The more MEPs that NAVS & Co can get to sign up, the more support they can claim for their abolitionist cause. The commitment for phase-out doesn’t have a timetable, but no doubt NAVS sees that as the next step if the support is there.
Nowhere does the Declaration or the NAVS press release acknowledge that the UK has not used apes in research for decades, and that their use is now banned. And all monkeys used in UK research are purpose-bred, unless there is exceptional justification to use wild-caught animals.
The rest of the NAVS press release is the usual nonsense about monkeys being too dissimilar to humans to produce meaningful results, but similar enough to have human-like emotions. Very similar genetically, yet somehow not when it doesn’t suit the antivivisection argument.

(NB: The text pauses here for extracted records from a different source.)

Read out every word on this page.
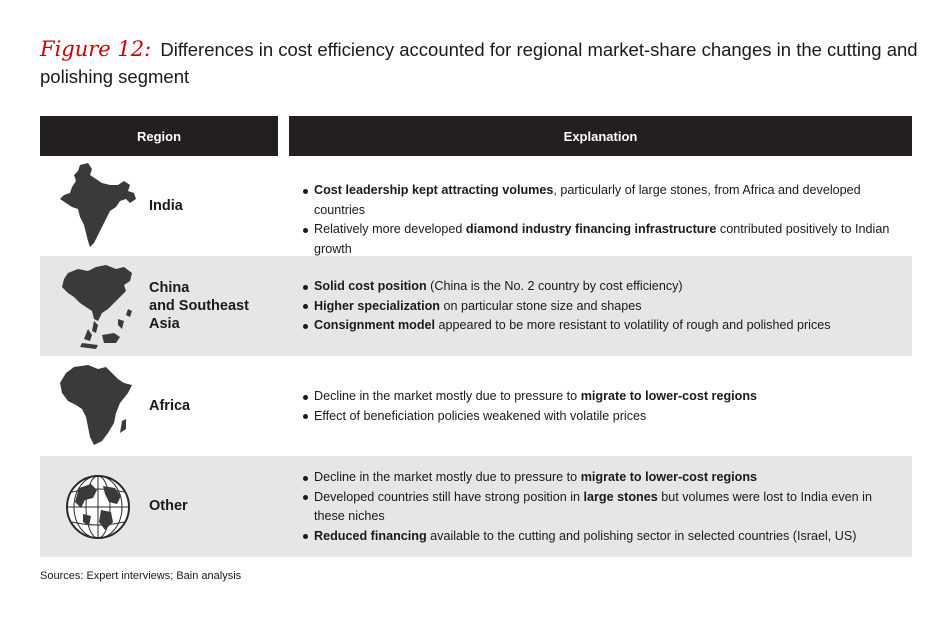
Figure 12: Differences in cost efficiency accounted for regional market-share changes in the cutting and polishing segment
Region	Explanation
India
Cost leadership kept attracting volumes, particularly of large stones, from Africa and developed countries
Relatively more developed diamond industry financing infrastructure contributed positively to Indian growth
China
and Southeast
Asia
Solid cost position (China is the No. 2 country by cost efficiency)
Higher specialization on particular stone size and shapes
Consignment model appeared to be more resistant to volatility of rough and polished prices
Africa
Decline in the market mostly due to pressure to migrate to lower-cost regions
Effect of beneficiation policies weakened with volatile prices
Other
Decline in the market mostly due to pressure to migrate to lower-cost regions
Developed countries still have strong position in large stones but volumes were lost to India even in these niches
Reduced financing available to the cutting and polishing sector in selected countries (Israel, US)
Sources: Expert interviews; Bain analysis
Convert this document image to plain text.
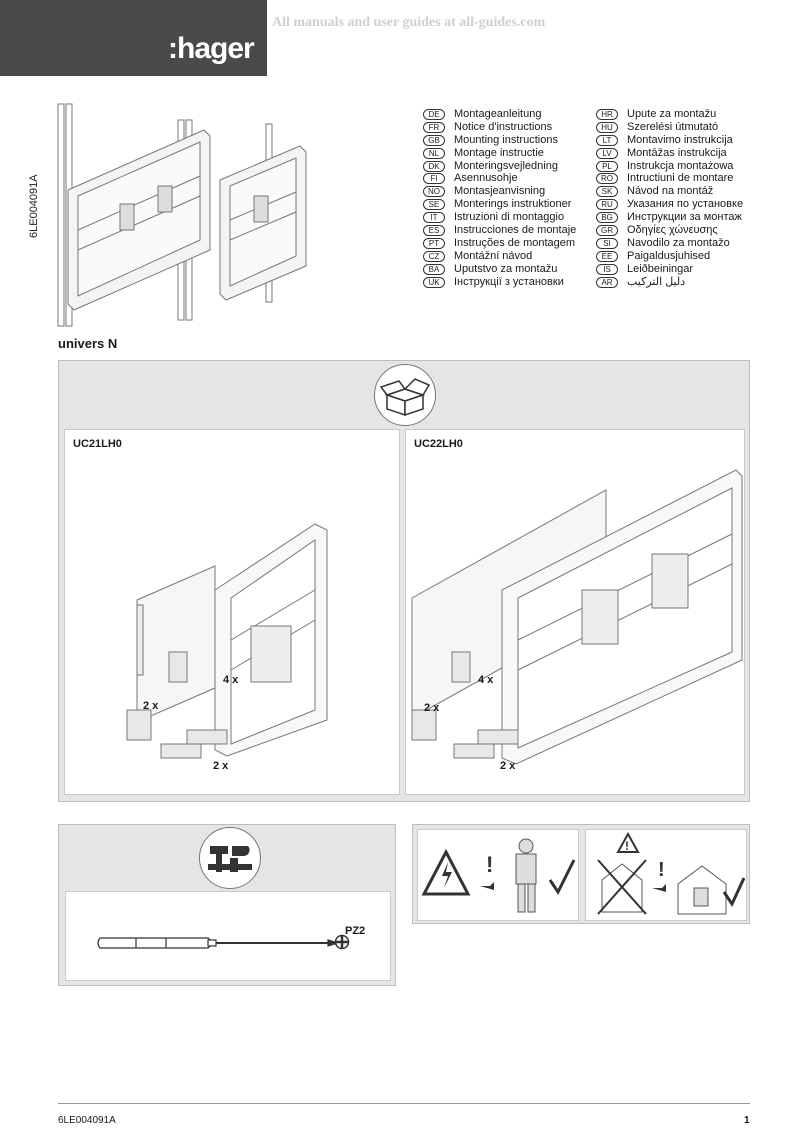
:hager
All manuals and user guides at all-guides.com
6LE004091A
DE	Montageanleitung
FR	Notice d'instructions
GB	Mounting instructions
NL	Montage instructie
DK	Monteringsvejledning
FI	Asennusohje
NO	Montasjeanvisning
SE	Monterings instruktioner
IT	Istruzioni di montaggio
ES	Instrucciones de montaje
PT	Instruções de montagem
CZ	Montážní návod
BA	Uputstvo za montažu
UK	Інструкції з установки
HR	Upute za montažu
HU	Szerelési útmutató
LT	Montavimo instrukcija
LV	Montāžas instrukcija
PL	Instrukcja montażowa
RO	Intructiuni de montare
SK	Návod na montáž
RU	Указания по установке
BG	Инструкции за монтаж
GR	Οδηγίες χώνευσης
SI	Navodilo za montažo
EE	Paigaldusjuhised
IS	Leiðbeiningar
AR	دليل التركيب
univers N
UC21LH0
4 x
2 x
2 x
UC22LH0
4 x
2 x
2 x
PZ2
!
!
!
6LE004091A	1
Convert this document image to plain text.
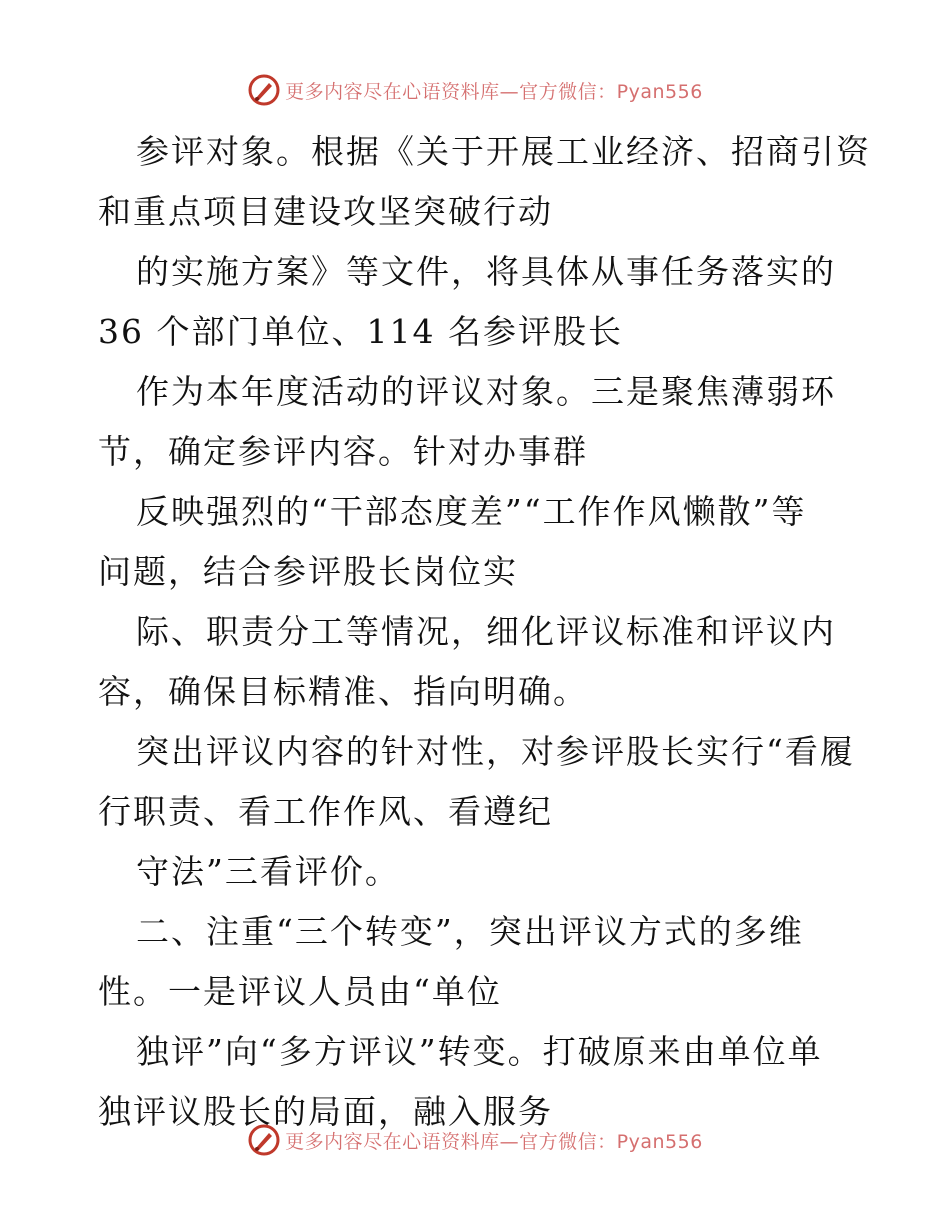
更多内容尽在心语资料库—官方微信：Pyan556

参评对象。根据《关于开展工业经济、招商引资
和重点项目建设攻坚突破行动

的实施方案》等文件，将具体从事任务落实的
36 个部门单位、114 名参评股长

作为本年度活动的评议对象。三是聚焦薄弱环
节，确定参评内容。针对办事群

反映强烈的“干部态度差”“工作作风懒散”等
问题，结合参评股长岗位实

际、职责分工等情况，细化评议标准和评议内
容，确保目标精准、指向明确。

突出评议内容的针对性，对参评股长实行“看履
行职责、看工作作风、看遵纪

守法”三看评价。

二、注重“三个转变”，突出评议方式的多维
性。一是评议人员由“单位

独评”向“多方评议”转变。打破原来由单位单
独评议股长的局面，融入服务

更多内容尽在心语资料库—官方微信：Pyan556
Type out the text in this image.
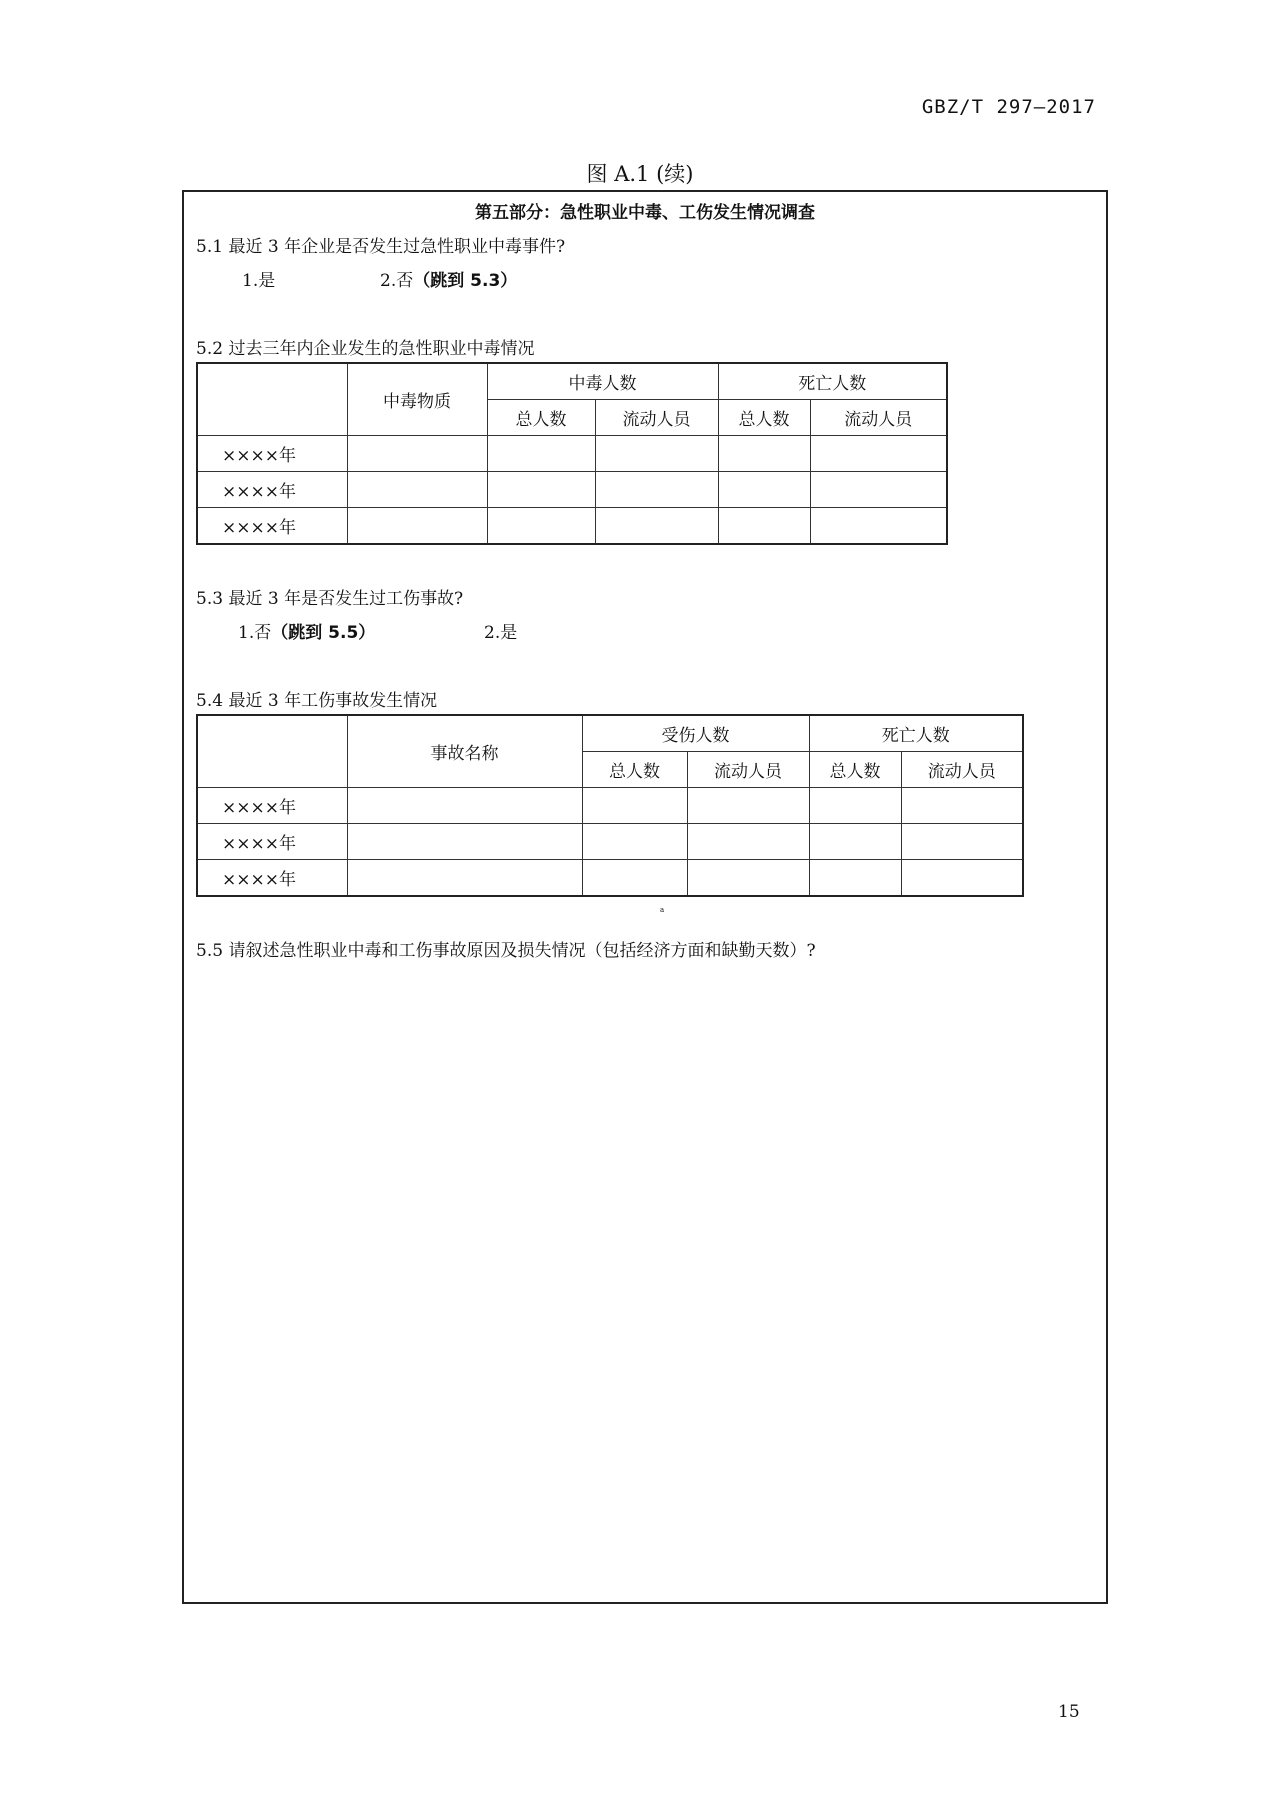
GBZ/T 297—2017
图 A.1 (续)
第五部分：急性职业中毒、工伤发生情况调查
5.1 最近 3 年企业是否发生过急性职业中毒事件?
1.是	2.否（跳到 5.3）
5.2 过去三年内企业发生的急性职业中毒情况
	中毒物质	中毒人数		死亡人数	
		总人数	流动人员	总人数	流动人员
××××年					
××××年					
××××年					
5.3 最近 3 年是否发生过工伤事故?
1.否（跳到 5.5）	2.是
5.4 最近 3 年工伤事故发生情况
	事故名称	受伤人数		死亡人数	
		总人数	流动人员	总人数	流动人员
××××年					
××××年					
××××年					
a
5.5 请叙述急性职业中毒和工伤事故原因及损失情况（包括经济方面和缺勤天数）?
15
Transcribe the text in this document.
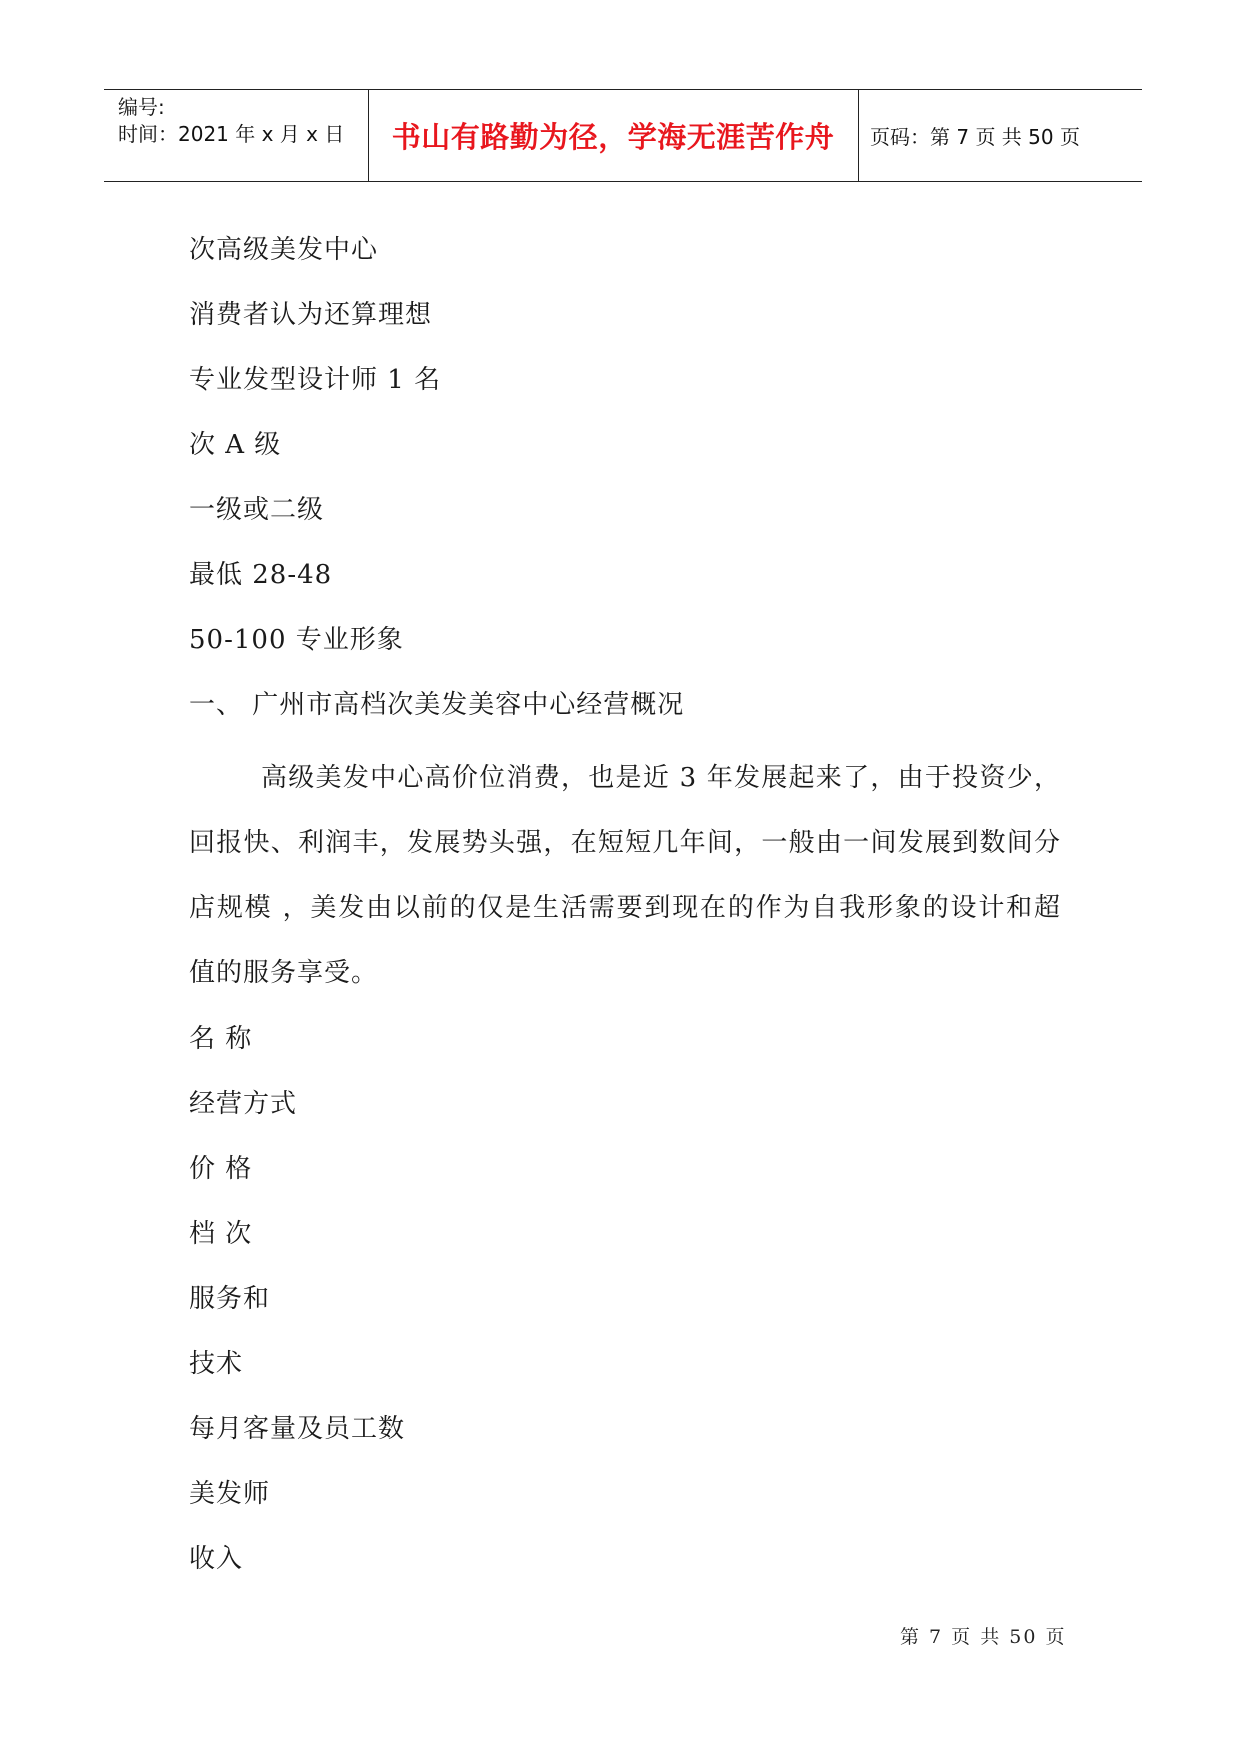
编号:
时间：2021 年 x 月 x 日	书山有路勤为径，学海无涯苦作舟	页码：第 7 页 共 50 页
次高级美发中心
消费者认为还算理想
专业发型设计师 1 名
次 A 级
一级或二级
最低 28-48
50-100 专业形象
一、 广州市高档次美发美容中心经营概况
高级美发中心高价位消费，也是近 3 年发展起来了，由于投资少，回报快、利润丰，发展势头强，在短短几年间，一般由一间发展到数间分店规模 ，美发由以前的仅是生活需要到现在的作为自我形象的设计和超值的服务享受。
名 称
经营方式
价 格
档 次
服务和
技术
每月客量及员工数
美发师
收入
第 7 页 共 50 页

RDS issued a statement today in response, emphasising the medical benefits of animal research and the conclusions of recent independent Weatherall Report on primate research, that there is a strong scientific case for the carefully regulated use of non-human primates when there is no other way.
Despite the best efforts of the antivivisection groups, expert and independent opinion is moving in the opposite direction.